The ICAMS signposts:
The Registration of Populations - for example under the US
VISIT programme, the EU Visa Information System and the construction
of national databases.
The Creation of a Global Identification System - though the
introduction of biometrics into ID cards and travel documents and the
creation of databases; the EU has agreed that everyone will have be
fingerprinted to get a passport by 2007
The Creation of an Infrastructure for the Global Surveillance of
Movement - through the collection and exchange of passenger data
("PNR") and the creation of profiles on travelers; the EU
has signed a PNR Treaty with the US that abandons data protection rules
The Creation of an Infrastructure for the Global Surveillance of Electronic
Communications and Financial Transactions
- through mandatory "data retention" regimes and new laws
on police access to private sector information; for example in the draft
EU framework decision on mandatory data retention
The Convergence of National and International Databases - in
the EU the second-generation "Schengen Information System"

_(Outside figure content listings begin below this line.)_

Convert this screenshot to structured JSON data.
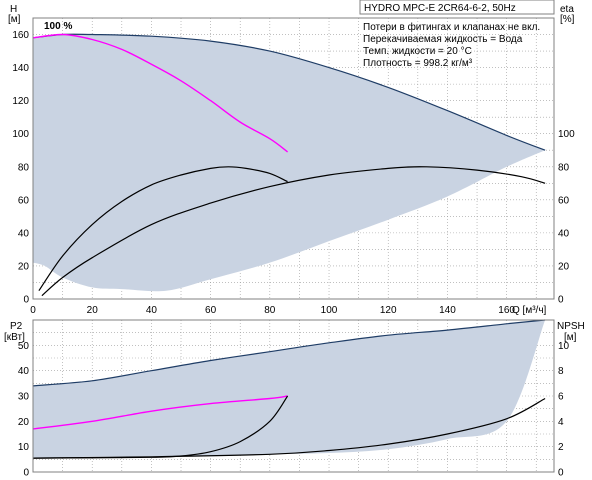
{
  "chart_data": [
    {
      "type": "line",
      "panel": "performance",
      "title": "HYDRO MPC-E 2CR64-6-2, 50Hz",
      "notes": [
        "Потери в фитингах и клапанах не вкл.",
        "Перекачиваемая жидкость = Вода",
        "Темп. жидкости = 20 °C",
        "Плотность = 998.2 кг/м³"
      ],
      "speed_label": "100 %",
      "xlabel": "Q [м³/ч]",
      "ylabel_left": [
        "H",
        "[м]"
      ],
      "ylabel_right": [
        "eta",
        "[%]"
      ],
      "xlim": [
        0,
        176
      ],
      "ylim_left": [
        0,
        170
      ],
      "ylim_right": [
        0,
        170
      ],
      "xticks": [
        0,
        20,
        40,
        60,
        80,
        100,
        120,
        140,
        160
      ],
      "yticks_left": [
        0,
        20,
        40,
        60,
        80,
        100,
        120,
        140,
        160
      ],
      "yticks_right": [
        0,
        20,
        40,
        60,
        80,
        100
      ],
      "grid": true,
      "colors": {
        "envelope": "#c9d3e2",
        "envelope_edge": "#1f3d66",
        "pump_curve": "#ff00ff",
        "eta": "#000000"
      },
      "series": [
        {
          "role": "envelope",
          "axis": "left",
          "x": [
            0,
            10,
            20,
            40,
            60,
            80,
            100,
            120,
            140,
            160,
            173,
            160,
            140,
            120,
            100,
            80,
            60,
            45,
            30,
            20,
            10,
            4,
            0
          ],
          "y": [
            158,
            160,
            160,
            159,
            156,
            150,
            140,
            128,
            114,
            99,
            90,
            80,
            62,
            48,
            35,
            22,
            12,
            5,
            6,
            7,
            13,
            20,
            22
          ]
        },
        {
          "role": "pump_curve",
          "axis": "left",
          "x": [
            0,
            10,
            20,
            30,
            40,
            50,
            60,
            70,
            80,
            86
          ],
          "y": [
            158,
            160,
            157,
            151,
            142,
            132,
            120,
            107,
            97,
            89
          ]
        },
        {
          "role": "eta",
          "axis": "right",
          "x": [
            2,
            10,
            20,
            30,
            40,
            50,
            60,
            66,
            72,
            80,
            86
          ],
          "y": [
            5,
            26,
            45,
            59,
            69,
            75,
            79,
            80,
            79,
            76,
            71
          ]
        },
        {
          "role": "eta",
          "axis": "right",
          "x": [
            3,
            10,
            20,
            40,
            60,
            80,
            100,
            120,
            133,
            150,
            165,
            173
          ],
          "y": [
            2,
            13,
            25,
            45,
            58,
            68,
            75,
            79,
            80,
            78,
            74,
            70
          ]
        }
      ]
    },
    {
      "type": "line",
      "panel": "power_npsh",
      "xlabel": "",
      "ylabel_left": [
        "P2",
        "[кВт]"
      ],
      "ylabel_right": [
        "NPSH",
        "[м]"
      ],
      "xlim": [
        0,
        176
      ],
      "ylim_left": [
        0,
        60
      ],
      "ylim_right": [
        0,
        12
      ],
      "yticks_left": [
        0,
        10,
        20,
        30,
        40,
        50
      ],
      "yticks_right": [
        0,
        2,
        4,
        6,
        8,
        10
      ],
      "grid": true,
      "series": [
        {
          "role": "envelope",
          "axis": "left",
          "x": [
            0,
            20,
            40,
            60,
            80,
            100,
            120,
            140,
            160,
            173,
            160,
            140,
            120,
            100,
            80,
            60,
            40,
            20,
            0
          ],
          "y": [
            34,
            36,
            40,
            44,
            47.5,
            51,
            54,
            56,
            58.5,
            60,
            20,
            13,
            9,
            7.5,
            7,
            6.5,
            6.2,
            6,
            5.5
          ]
        },
        {
          "role": "power_curve",
          "axis": "left",
          "x": [
            0,
            20,
            40,
            60,
            80,
            86
          ],
          "y": [
            17,
            20,
            24,
            27,
            29,
            30
          ]
        },
        {
          "role": "npsh",
          "axis": "left",
          "x": [
            0,
            20,
            40,
            50,
            60,
            70,
            80,
            86
          ],
          "y": [
            5.5,
            5.6,
            5.8,
            6.3,
            8,
            12,
            20,
            30
          ]
        },
        {
          "role": "npsh",
          "axis": "left",
          "x": [
            0,
            40,
            80,
            100,
            120,
            140,
            160,
            173
          ],
          "y": [
            5.5,
            6,
            7,
            8.5,
            11,
            15,
            21,
            29
          ]
        }
      ]
    }
  ]
}
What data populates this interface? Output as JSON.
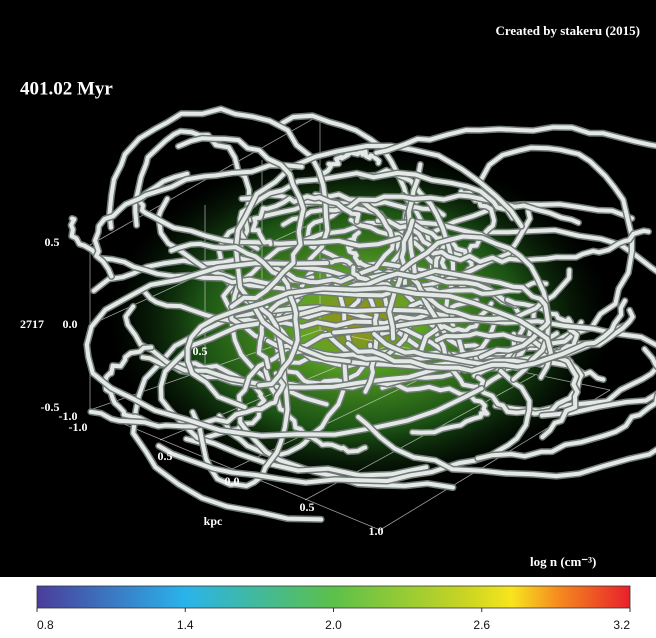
{
  "credit": "Created by stakeru (2015)",
  "time": "401.02 Myr",
  "axis_labels": [
    "0.5",
    "0.0",
    "2717",
    "-0.5",
    "-1.0",
    "-1.0",
    "0.5",
    "0.0",
    "0.5",
    "1.0",
    "kpc",
    "0.5"
  ],
  "colorbar": {
    "title": "log n (cm⁻³)",
    "lim": [
      0.8,
      3.2
    ],
    "ticks": [
      0.8,
      1.4,
      {
        "value": 2,
        "label": "2.0"
      },
      2.6,
      3.2
    ]
  }
}
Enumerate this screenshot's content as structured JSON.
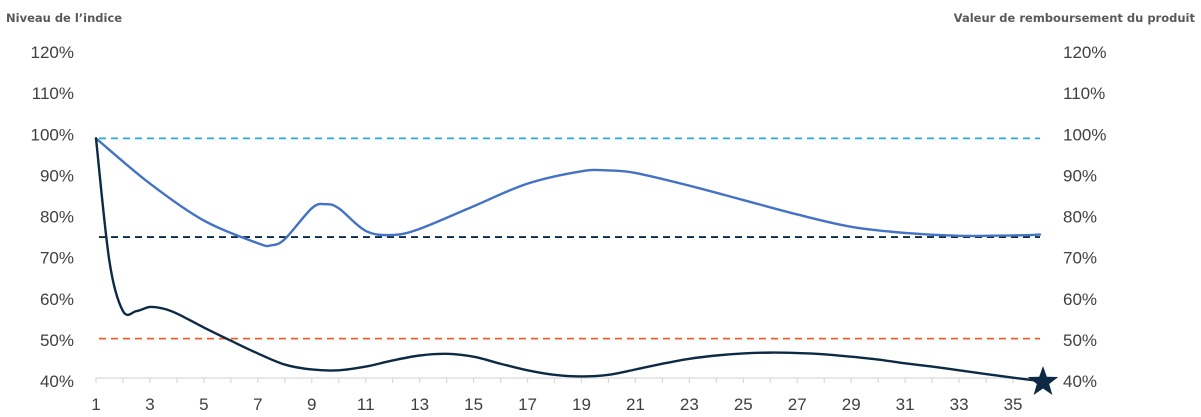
{
  "chart_data": {
    "type": "line",
    "left_axis_title": "Niveau de l’indice",
    "right_axis_title": "Valeur de remboursement du produit",
    "y_ticks": [
      40,
      50,
      60,
      70,
      80,
      90,
      100,
      110,
      120
    ],
    "ylim": [
      40,
      120
    ],
    "y_tick_format": "%",
    "x_range": [
      1,
      36
    ],
    "x_ticks": [
      1,
      3,
      5,
      7,
      9,
      11,
      13,
      15,
      17,
      19,
      21,
      23,
      25,
      27,
      29,
      31,
      33,
      35
    ],
    "grid": false,
    "series": [
      {
        "color": "#4472c4",
        "x": [
          1,
          3,
          5,
          7,
          7.5,
          8,
          9,
          9.5,
          10,
          11,
          12,
          13,
          15,
          17,
          19,
          20,
          21,
          23,
          25,
          27,
          29,
          31,
          33,
          35,
          36
        ],
        "values": [
          99,
          88,
          79,
          73.5,
          73,
          74.5,
          82,
          83,
          82,
          76.5,
          75.5,
          77,
          82.5,
          88,
          91,
          91.2,
          90.6,
          87.5,
          84,
          80.5,
          77.5,
          76,
          75.3,
          75.4,
          75.6
        ]
      },
      {
        "color": "#0d2a44",
        "x": [
          1,
          1.5,
          2,
          2.5,
          3,
          3.5,
          4,
          5,
          6,
          7,
          8,
          9,
          10,
          11,
          12,
          13,
          14,
          15,
          16,
          17,
          18,
          19,
          20,
          21,
          22,
          23,
          24,
          25,
          26,
          27,
          28,
          29,
          30,
          31,
          32,
          33,
          34,
          35,
          36
        ],
        "values": [
          99,
          69,
          57,
          57,
          58,
          57.6,
          56.4,
          53,
          49.8,
          46.7,
          44,
          42.8,
          42.6,
          43.5,
          45,
          46.2,
          46.6,
          45.9,
          44.2,
          42.6,
          41.5,
          41.1,
          41.5,
          42.8,
          44.2,
          45.4,
          46.2,
          46.7,
          46.9,
          46.8,
          46.5,
          45.9,
          45.2,
          44.3,
          43.5,
          42.6,
          41.7,
          40.8,
          40
        ]
      }
    ],
    "reference_lines": [
      {
        "value": 99,
        "color": "#2ea8d8",
        "style": "dashed"
      },
      {
        "value": 75,
        "color": "#0d2a44",
        "style": "dashed"
      },
      {
        "value": 50.3,
        "color": "#e8622a",
        "style": "dashed"
      }
    ],
    "marker": {
      "x": 36,
      "value": 40,
      "shape": "star",
      "color": "#0d2a44"
    }
  }
}
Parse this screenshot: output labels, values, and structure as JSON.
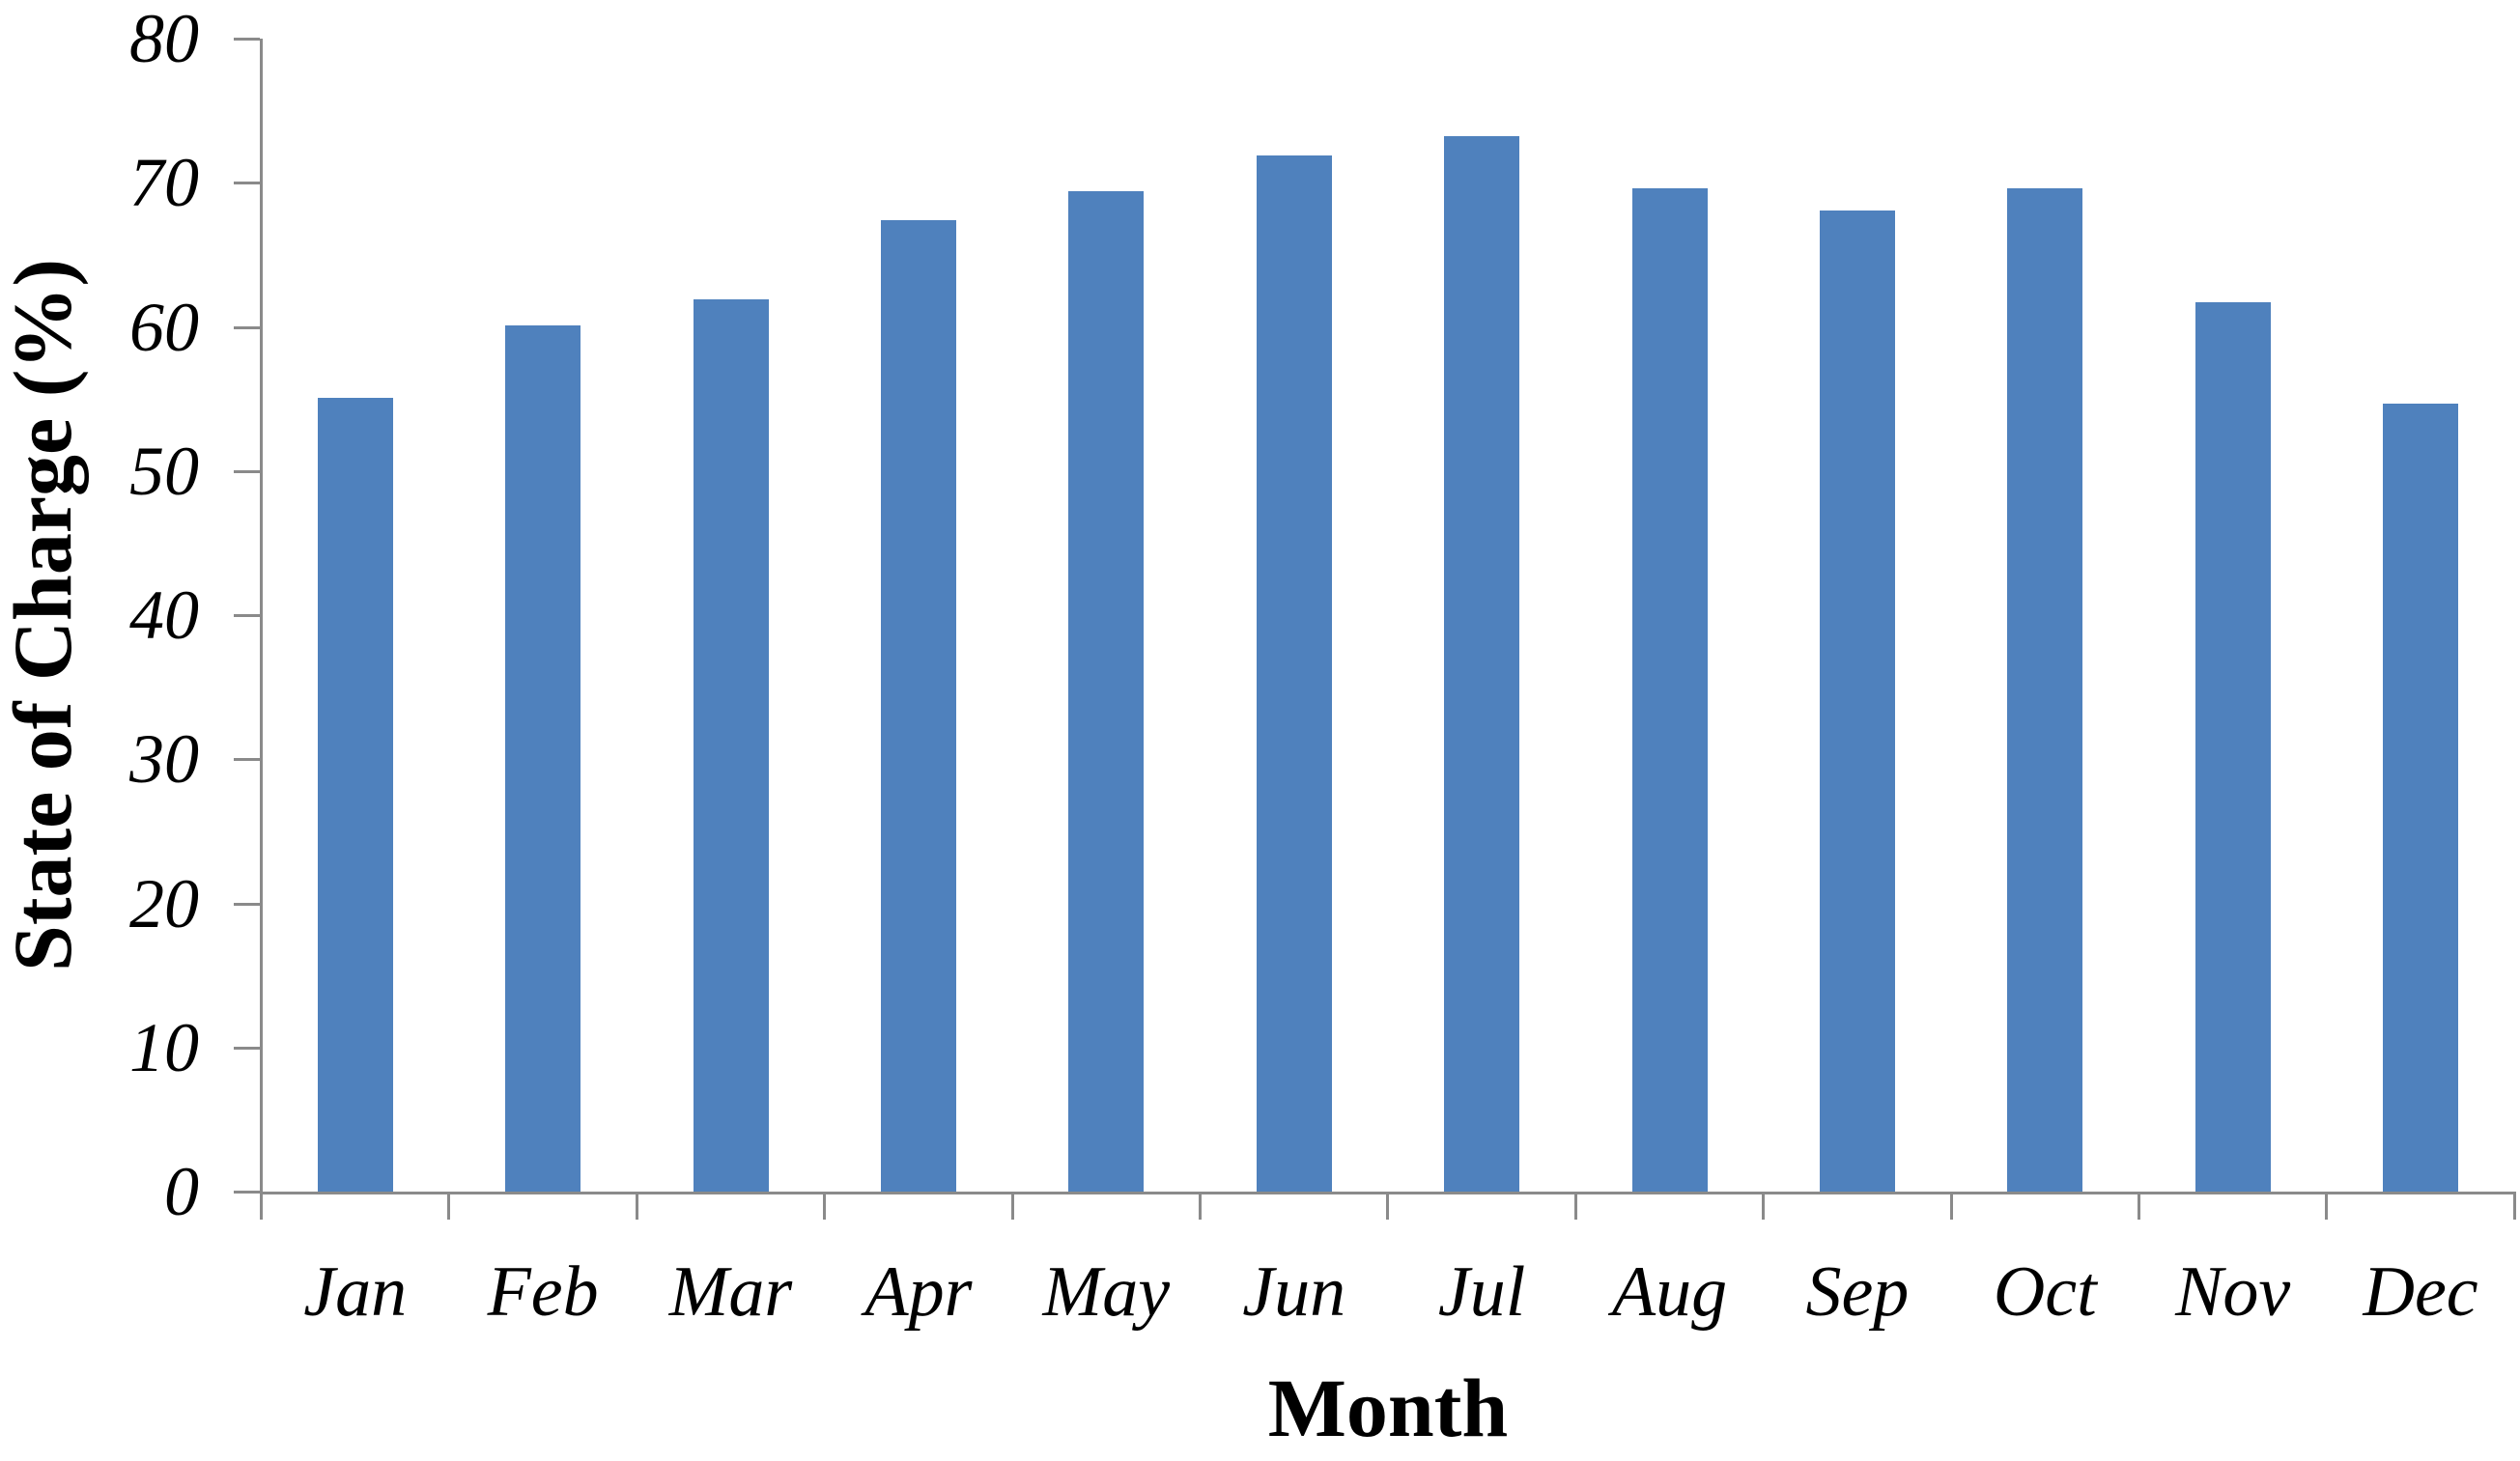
{
  "figure": {
    "background": "#ffffff"
  },
  "chart_data": {
    "type": "bar",
    "title": "",
    "xlabel": "Month",
    "ylabel": "State of Charge (%)",
    "categories": [
      "Jan",
      "Feb",
      "Mar",
      "Apr",
      "May",
      "Jun",
      "Jul",
      "Aug",
      "Sep",
      "Oct",
      "Nov",
      "Dec"
    ],
    "values": [
      55.1,
      60.1,
      61.9,
      67.4,
      69.4,
      71.9,
      73.2,
      69.6,
      68.1,
      69.6,
      61.7,
      54.7
    ],
    "ylim": [
      0,
      80
    ],
    "ytick_step": 10,
    "ytick_labels": [
      "0",
      "10",
      "20",
      "30",
      "40",
      "50",
      "60",
      "70",
      "80"
    ],
    "grid": false,
    "legend_position": "none",
    "colors": {
      "bar_fill": "#4f81bd",
      "axis": "#8a8a8a",
      "text": "#000000"
    }
  }
}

(SIS II) will incorporate data from a range of national and international
law enforcement databases
The Spread of the "Risk Assessment" Model - through
"risk profiling", "terrorist profiling" and "data
mining" everyone is a suspect - but it is increasingly difficult
for innocent people to who maybe labeled as a "security risk"
to challenge this
Security-Force
Integration and the Loss of Sovereign Checks and Balances - international
mutual legal assistance (MLA) agreements, joint investigation teams
and the exchange of data across national borders are not subject to
adequate safeguards; the EU has entered into three such treaties with
the US (MLA, Europol and PNR)
The Corporate Security Complex - technological advance and
the climate of fear engendered by "September 11" is putting
profit and security above civil liberties and privacy concerns
The Erosion of Democratic Values - in developing global surveillance
policies governments are removing judicial oversight of law enforcement
agents and public officials, circumvented democratic oversight and debate
by "policy laundering" and disregarded privacy and data protection
law; this is part of a broader assault on due process in the criminal
justice system
Rendition, Torture, Death - the loss of moral compass on the
part of the United States and other countries that hold themselves out
as defenders of human rights as they have begun to embrace inhumane
and exceptional practices of social control.